Rattlesnakes are dangerous, and the desert species are even more so.
We are a proud people, for our ancestors passed down these famous delicacies over a period of five thousand years.
The exception to rule 1 is when the two independent clauses are short:
The plane took off and we were on our way.
Comma Rule 2: Use a comma after an introductory clause or phrase.
When Jeff Henderson was in prison, he developed an appetite for reading.
In the nearby room, the TV is blaring full blast.
Tanning in the hot Hermosa Beach sun for over two hours, I realized I had better call it a day.
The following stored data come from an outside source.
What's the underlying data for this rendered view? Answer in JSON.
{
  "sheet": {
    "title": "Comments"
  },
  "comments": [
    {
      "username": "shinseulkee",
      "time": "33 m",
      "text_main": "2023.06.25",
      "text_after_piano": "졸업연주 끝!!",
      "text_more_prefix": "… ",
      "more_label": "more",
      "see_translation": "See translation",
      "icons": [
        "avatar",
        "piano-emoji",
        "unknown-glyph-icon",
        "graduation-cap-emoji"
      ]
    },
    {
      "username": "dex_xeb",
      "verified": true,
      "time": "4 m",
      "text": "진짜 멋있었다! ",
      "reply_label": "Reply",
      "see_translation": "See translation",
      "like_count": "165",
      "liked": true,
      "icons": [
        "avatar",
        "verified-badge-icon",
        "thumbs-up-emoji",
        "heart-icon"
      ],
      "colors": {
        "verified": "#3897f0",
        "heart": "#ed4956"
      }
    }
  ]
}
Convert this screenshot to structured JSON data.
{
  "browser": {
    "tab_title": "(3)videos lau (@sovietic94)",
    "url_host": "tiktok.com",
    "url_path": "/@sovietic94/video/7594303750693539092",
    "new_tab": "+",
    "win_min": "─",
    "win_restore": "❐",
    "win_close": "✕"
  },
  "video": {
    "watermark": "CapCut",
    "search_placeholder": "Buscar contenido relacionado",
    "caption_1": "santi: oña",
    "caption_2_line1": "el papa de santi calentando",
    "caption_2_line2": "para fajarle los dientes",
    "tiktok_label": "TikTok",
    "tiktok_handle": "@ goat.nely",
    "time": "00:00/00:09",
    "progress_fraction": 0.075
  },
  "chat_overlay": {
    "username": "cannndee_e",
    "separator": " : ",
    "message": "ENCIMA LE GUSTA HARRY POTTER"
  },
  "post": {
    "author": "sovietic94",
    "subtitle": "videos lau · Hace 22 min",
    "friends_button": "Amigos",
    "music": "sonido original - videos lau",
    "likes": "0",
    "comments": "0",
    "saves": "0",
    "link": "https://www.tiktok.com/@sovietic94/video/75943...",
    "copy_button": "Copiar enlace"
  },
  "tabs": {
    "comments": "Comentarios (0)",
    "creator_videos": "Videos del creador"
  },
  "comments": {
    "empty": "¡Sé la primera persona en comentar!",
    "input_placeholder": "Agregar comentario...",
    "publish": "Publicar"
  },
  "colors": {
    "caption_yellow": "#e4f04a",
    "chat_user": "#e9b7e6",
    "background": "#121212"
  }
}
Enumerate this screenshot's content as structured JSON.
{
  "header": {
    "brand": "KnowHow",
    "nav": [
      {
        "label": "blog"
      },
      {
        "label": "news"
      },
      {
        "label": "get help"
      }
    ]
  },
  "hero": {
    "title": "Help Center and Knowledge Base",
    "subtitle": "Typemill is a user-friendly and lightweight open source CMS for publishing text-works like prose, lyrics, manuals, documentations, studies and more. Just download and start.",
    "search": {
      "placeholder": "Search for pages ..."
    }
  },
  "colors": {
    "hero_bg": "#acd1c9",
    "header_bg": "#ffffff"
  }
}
The exception is when the short adverb clause or phrase is short and doesn’t create the possibility of a misreading:
In no time we were at 2,800 feet.
Comma Rule 3: Use a comma between all items in a series.
Jeff Henderson found redemption through hard work, self-reinvention, and social altruism.
Finding his passion, mastering his craft, and giving back to the community were all part of Jeff Henderson’s self-reinvention.
Comma Rule 4: Use a comma between coordinate adjectives not joined with “and.” Do not use a comma between cumulative adjectives.
The adjectives below are called coordinate because they modify the noun separately:
Jeff Henderson is a passionate, articulate, wise speaker.
The adjectives above are coordinate because they can be joined with “and.” Jeff Henderson is passionate and articulate and wise.
Adjectives that do not modify the noun separately are cumulative.
Three large gray shapes moved slowly toward us.
Chocolate fudge peanut butter swirl coconut cake is divine.
Comma Rule 5: Use commas to set off nonrestrictive (nonessential) elements.
Restrictive or essential information doesn’t have a comma:
For school the students need notebooks that are college-ruled.
Jeff’s cat that just had kittens became very aggressive.
Nonrestrictive:
For school the students need college-ruled notebooks, which are on sale at the bookstore.
Jeff Henderson’s mansion, which is located in Las Vegas, has a state-of-the-art kitchen.
My youngest sister, who plays left wing on the soccer team, now lives at The Sands, a beach house near Los Angeles.